To find a list of all the customers who have subscriptions, including ones that don't exist in the locations list as they pay using cash and hence cannot be tracked:

// List containing (customer_id, (last_name, subsription_card_name))
val as = List((101, ("Hanson", "Bart")), 
              (102, ("Thomas", "Clipper")), 
              (103, ("John", "ClipperVisa")),
              (104, ("Chu", "Clipper")))

val subscriptions = sc.parallelize(as) // Pair Rdd with key = customer_Id, value = (last_name, subsription_card_name)

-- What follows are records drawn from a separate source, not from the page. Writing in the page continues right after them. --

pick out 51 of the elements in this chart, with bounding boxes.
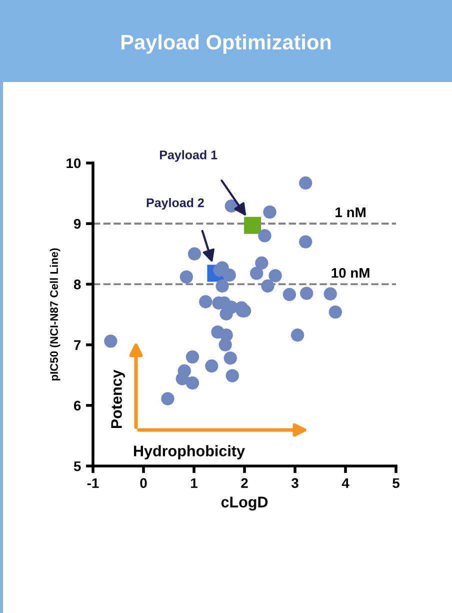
y-axis-title: pIC50 (NCI-N87 Cell Line) — [50, 248, 60, 380]
point — [104, 334, 118, 348]
point — [261, 279, 274, 293]
point — [244, 216, 262, 234]
point — [258, 229, 272, 242]
x-tick-label: 1 — [191, 478, 198, 488]
y-tick-label: 8 — [74, 280, 81, 290]
y-tick-label: 10 — [66, 158, 81, 168]
point — [290, 328, 304, 342]
x-tick-label: 5 — [392, 478, 400, 488]
point — [250, 266, 264, 280]
annotation: Payload 2 — [146, 198, 204, 210]
point — [180, 270, 194, 284]
annotation: Hydrophobicity — [134, 445, 245, 460]
point — [188, 247, 202, 260]
ref-line-label: 10 nM — [332, 268, 370, 278]
point — [226, 369, 239, 382]
point — [161, 392, 174, 406]
point — [282, 288, 296, 302]
point — [220, 307, 233, 320]
point — [218, 338, 232, 352]
point — [268, 269, 282, 282]
x-tick-label: 0 — [140, 478, 147, 488]
point — [299, 235, 312, 248]
chart-title: Payload Optimization — [121, 34, 331, 54]
point — [224, 352, 237, 365]
point — [300, 286, 314, 300]
point — [263, 206, 276, 219]
x-tick-label: 3 — [291, 478, 298, 488]
point — [186, 350, 200, 364]
y-tick-label: 9 — [74, 218, 81, 229]
x-axis-title: cLogD — [221, 496, 268, 511]
point — [328, 305, 342, 319]
text: Payload 1 — [160, 150, 218, 162]
ref-line-label: 1 nM — [336, 208, 366, 218]
point — [299, 176, 312, 190]
point — [186, 376, 200, 390]
point — [222, 268, 236, 282]
point — [199, 295, 212, 308]
y-tick-label: 5 — [74, 461, 81, 472]
point — [176, 372, 189, 386]
x-tick-label: 4 — [342, 478, 350, 488]
x-tick-label: -1 — [87, 478, 99, 488]
x-tick-label: 2 — [241, 478, 248, 488]
point — [255, 256, 268, 270]
point — [205, 359, 218, 373]
point — [324, 287, 337, 300]
annotation: Potency — [111, 370, 125, 428]
y-tick-label: 7 — [74, 340, 81, 350]
point — [216, 279, 229, 293]
y-tick-label: 6 — [74, 400, 81, 411]
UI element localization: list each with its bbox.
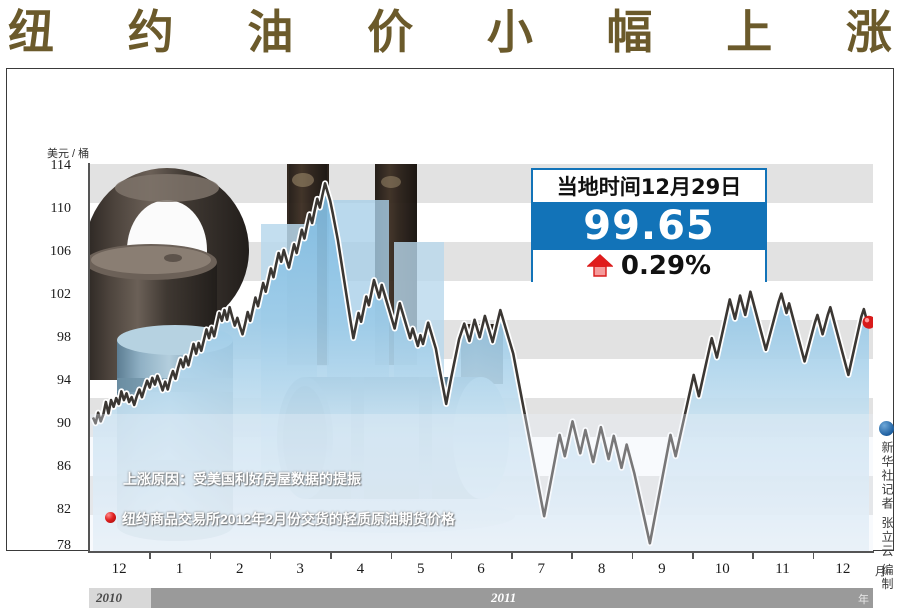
bottom-haze [89,414,873,551]
y-tick-label: 90 [57,416,71,431]
title-char: 约 [127,5,174,59]
x-tick-label: 3 [296,561,304,577]
x-tick-label: 8 [597,561,606,577]
last-point-marker-highlight [864,317,870,323]
title-bar: 纽 约 油 价 小 幅 上 涨 [0,0,900,64]
y-tick-label: 78 [57,538,71,553]
price-date-label: 当地时间12月29日 [533,170,765,204]
year-suffix-label: 年 [858,594,869,606]
y-tick-label: 94 [57,373,71,388]
x-tick-mark [269,552,272,559]
page-title: 纽 约 油 价 小 幅 上 涨 [8,4,892,60]
x-tick-label: 6 [477,561,485,577]
year-band: 2010 2011 年 [89,588,873,608]
x-tick-mark [631,552,634,559]
y-tick-label: 110 [50,201,71,216]
x-tick-label: 1 [175,561,184,577]
x-tick-mark [450,552,453,559]
year-label: 2011 [491,590,517,605]
price-info-box: 当地时间12月29日 99.65 0.29% [531,168,767,282]
x-tick-mark [812,552,815,559]
oil-drum-dark-decoration [89,168,249,380]
price-change-pct: 0.29% [620,251,712,281]
title-char: 幅 [606,5,653,59]
y-axis-unit-label: 美元 / 桶 [47,148,90,160]
x-tick-label: 11 [775,561,790,577]
x-tick-label: 4 [356,561,365,577]
price-value: 99.65 [533,203,765,249]
y-tick-label: 114 [50,158,71,173]
credit-text: 新华社记者 张立云 编制 [880,441,894,592]
x-tick-label: 9 [658,561,666,577]
price-change-row: 0.29% [533,248,765,282]
y-tick-label: 82 [57,502,71,517]
plot-area [89,164,873,551]
year-band-2011: 2011 [151,588,873,608]
title-char: 纽 [8,5,54,59]
reason-annotation: 上涨原因：受美国利好房屋数据的提振 [123,471,361,487]
chart-frame: 美元 / 桶 [6,68,894,608]
x-axis-line [88,551,874,553]
title-char: 上 [726,5,773,59]
x-tick-mark [571,552,573,559]
x-tick-mark [149,552,151,559]
y-tick-label: 102 [50,287,71,302]
x-tick-label: 2 [236,561,244,577]
x-tick-label: 12 [835,561,851,577]
x-tick-mark [752,552,754,559]
x-tick-mark [330,552,332,559]
title-char: 油 [247,5,294,59]
y-tick-label: 106 [50,244,71,259]
x-tick-mark [692,552,694,559]
title-char: 涨 [845,5,892,59]
title-char: 小 [486,5,533,59]
up-arrow-icon [586,254,613,278]
x-tick-label: 5 [416,561,425,577]
x-tick-label: 10 [714,561,730,577]
legend-dot-icon [105,512,116,523]
x-tick-label: 7 [537,561,546,577]
series-legend-label: 纽约商品交易所2012年2月份交货的轻质原油期货价格 [122,511,455,527]
title-char: 价 [367,5,414,59]
year-band-2010: 2010 [89,588,151,608]
series-line [91,182,871,545]
y-tick-label: 98 [57,330,71,345]
y-tick-label: 86 [57,459,71,474]
year-label: 2010 [96,590,122,605]
y-axis-line [88,163,90,552]
x-tick-label: 12 [111,561,127,577]
chart-svg [89,164,873,551]
x-tick-mark [390,552,393,559]
x-tick-mark [511,552,513,559]
x-tick-mark [209,552,212,559]
xinhua-logo-icon [879,421,894,436]
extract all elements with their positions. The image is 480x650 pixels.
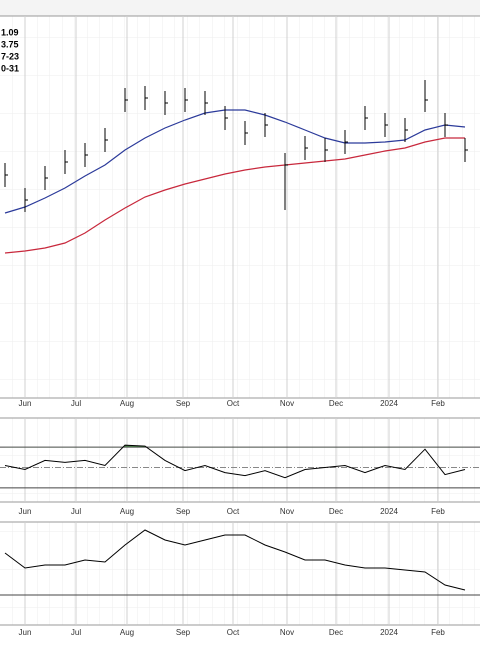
x-tick-label: Jul [71,628,81,637]
x-tick-label: Oct [227,399,240,408]
legend-text: 7-23 [1,51,19,61]
header-band [0,0,480,16]
x-tick-label: Feb [431,399,445,408]
x-tick-label: Oct [227,628,240,637]
x-tick-label: Dec [329,628,343,637]
minor-grid [0,16,480,398]
x-tick-label: Jul [71,507,81,516]
x-tick-label: Sep [176,507,191,516]
x-tick-label: Nov [280,628,294,637]
x-tick-label: Aug [120,399,134,408]
legend-text: 1.09 [1,27,19,37]
indicator-line [4,529,466,591]
legend-text: 3.75 [1,39,19,49]
x-tick-label: Sep [176,628,191,637]
x-tick-label: Feb [431,507,445,516]
indicator-line [4,444,466,479]
x-tick-label: 2024 [380,507,398,516]
legend-text: 0-31 [1,63,19,73]
moving-average [4,109,466,214]
x-tick-label: Feb [431,628,445,637]
x-tick-label: Sep [176,399,191,408]
x-tick-label: Aug [120,628,134,637]
x-tick-label: Jun [19,399,32,408]
x-tick-label: Oct [227,507,240,516]
minor-grid [0,418,480,502]
x-tick-label: Nov [280,507,294,516]
x-tick-label: Aug [120,507,134,516]
x-tick-label: Jun [19,628,32,637]
x-tick-label: Nov [280,399,294,408]
x-tick-label: Dec [329,507,343,516]
x-tick-label: 2024 [380,399,398,408]
x-tick-label: Dec [329,399,343,408]
x-tick-label: Jun [19,507,32,516]
minor-grid [0,522,480,625]
x-tick-label: 2024 [380,628,398,637]
x-tick-label: Jul [71,399,81,408]
moving-average [4,137,465,254]
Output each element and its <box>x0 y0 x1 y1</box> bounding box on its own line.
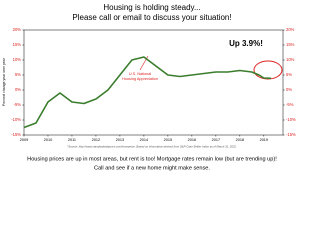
y-tick-label: 0% <box>15 87 21 92</box>
y-tick-label: 20% <box>13 27 22 32</box>
y-tick-label: 15% <box>13 42 22 47</box>
x-tick-label: 2018 <box>236 138 244 142</box>
x-tick-label: 2009 <box>20 138 28 142</box>
x-tick-label: 2016 <box>188 138 196 142</box>
footer-text: Housing prices are up in most areas, but… <box>27 156 277 162</box>
x-tick-label: 2012 <box>92 138 100 142</box>
y-tick-label: -5% <box>14 102 22 107</box>
chart: Housing is holding steady... Please call… <box>0 0 305 178</box>
y2-tick-label: 5% <box>286 72 292 77</box>
x-tick-label: 2017 <box>212 138 220 142</box>
y-tick-label: -10% <box>11 117 21 122</box>
x-tick-label: 2019 <box>260 138 268 142</box>
y-tick-label: 10% <box>13 57 22 62</box>
y2-tick-label: -10% <box>286 117 296 122</box>
source-note: *Source: http://www.standardandpoors.com… <box>67 145 237 149</box>
plot-frame <box>23 29 284 136</box>
data-line <box>23 56 272 129</box>
chart-subtitle: Please call or email to discuss your sit… <box>72 13 231 22</box>
chart-title: Housing is holding steady... <box>103 3 200 12</box>
footer-text: Call and see if a new home might make se… <box>94 165 210 171</box>
x-tick-label: 2010 <box>44 138 52 142</box>
annotation: Up 3.9%! <box>229 39 263 48</box>
y2-tick-label: -5% <box>286 102 294 107</box>
annotation: Housing Appreciation <box>122 77 158 81</box>
y2-tick-label: 10% <box>286 57 295 62</box>
y2-tick-label: 0% <box>286 87 292 92</box>
y2-tick-label: -15% <box>286 132 296 137</box>
y-tick-label: 5% <box>15 72 21 77</box>
y-tick-label: -15% <box>11 132 21 137</box>
x-tick-label: 2013 <box>116 138 124 142</box>
annotation: U.S. National <box>129 72 152 76</box>
x-tick-label: 2014 <box>140 138 148 142</box>
background <box>0 0 305 178</box>
x-tick-label: 2015 <box>164 138 172 142</box>
y2-tick-label: 15% <box>286 42 295 47</box>
y-axis-label: Percent change year over year <box>2 57 6 106</box>
highlight-circle <box>253 60 283 80</box>
y2-tick-label: 20% <box>286 27 295 32</box>
x-tick-label: 2011 <box>68 138 76 142</box>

// List containing (customer_id, most_visited_city). Contains all customer who use cards and thus can be tracked.
val ls = List((101, "Chicago"), 
              (101, "SanFranciso"), 
              (102, "SantaClara"), 
              (102, "SanJose"), 
              (103, "MountainView"), 
              (103, "Monterey"))

val locations = sc.parallelize(ls)  // Pair Rdd with key = customer_Id, value = most_visited_city

// Here we have to call the leftOuterJoin, as we need all the customers who have subscriptions. The second element in the combination i.e. the value from the second list can be null, which is okay for our requirement.
val leftOuterJoinedRdd = subscriptions.leftOuterJoin(locations)
println("subscriptions.leftOuterJoin(locations)")
leftOuterJoinedRdd.collect().foreach(println)

Output:

subscriptions.leftOuterJoin(locations)
(104,((Chu,Clipper),None))                       // <-- second value element is None
(101,((Hanson,Bart),Some(Chicago)))
(101,((Hanson,Bart),Some(SanFranciso)))
(102,((Thomas,Clipper),Some(SantaClara)))
(102,((Thomas,Clipper),Some(SanJose)))
(103,((John,ClipperVisa),Some(MountainView)))
(103,((John,ClipperVisa),Some(Monterey)))

we use the left outer join when we want to keep all the information in the left Pair RDD, i.e. the one on which we call the join. In this case the right Pair RDD elements are optional i.e. they can be none. And vice versa for right outer join.